A copy of the simulation was created, and in that copy the diameters of pump elements 1 and 2 were reduced from 14 inches to 11.5 inches. Using this new impeller diameter resulted in the following improvements.
- The pump head produced resulted in 129 feet of head.
- Using the newer impeller diameter, the pump’s BEP occurred at 870 gpm, operating closer to its BEP.
- The power needed to drive the smaller diameter was 30 hp, resulting in savings in costs.
- With the smaller pump impeller, the control element valve position varied from 34 percent open to 51 percent based on the variations in tank levels.
- The results of the simulation indicated no control valve cavitation during any expected level or pressures in the tanks.

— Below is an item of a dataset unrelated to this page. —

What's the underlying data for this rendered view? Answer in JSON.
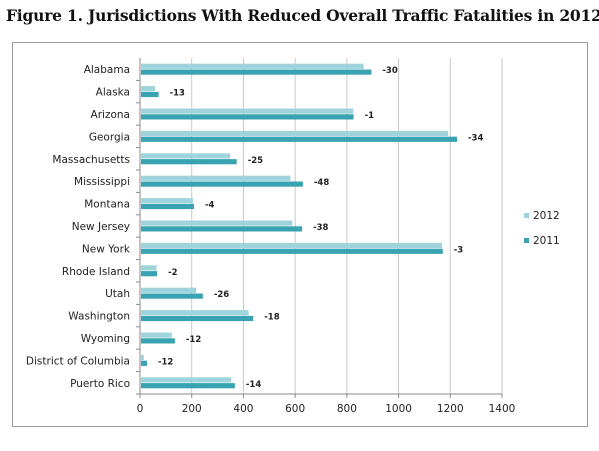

- The differential pressure across the control element varied from 11 to 16 psid.
- When the value manufacturer reviewed the results of the simulation, it was stated that the installed control valve should operate properly.
As we saw in this simple example, based upon the lack of installed plant operating data and more pressing operational needs, it is difficult to for the plant management team to gain a big picture view of what is happening in the system. Without that, it is difficult to determine what is happening within the system and what could be causing the
abnormal conditions that we have come to recognize and accept.
With a thorough understanding of the system, each group involved with operation and maintenance can provide relevant proposals on the problems and what can be done to correct them.
Finally, using the methods and tools presented here the proposed improvements can be tested in the model to see if they will correct the problems.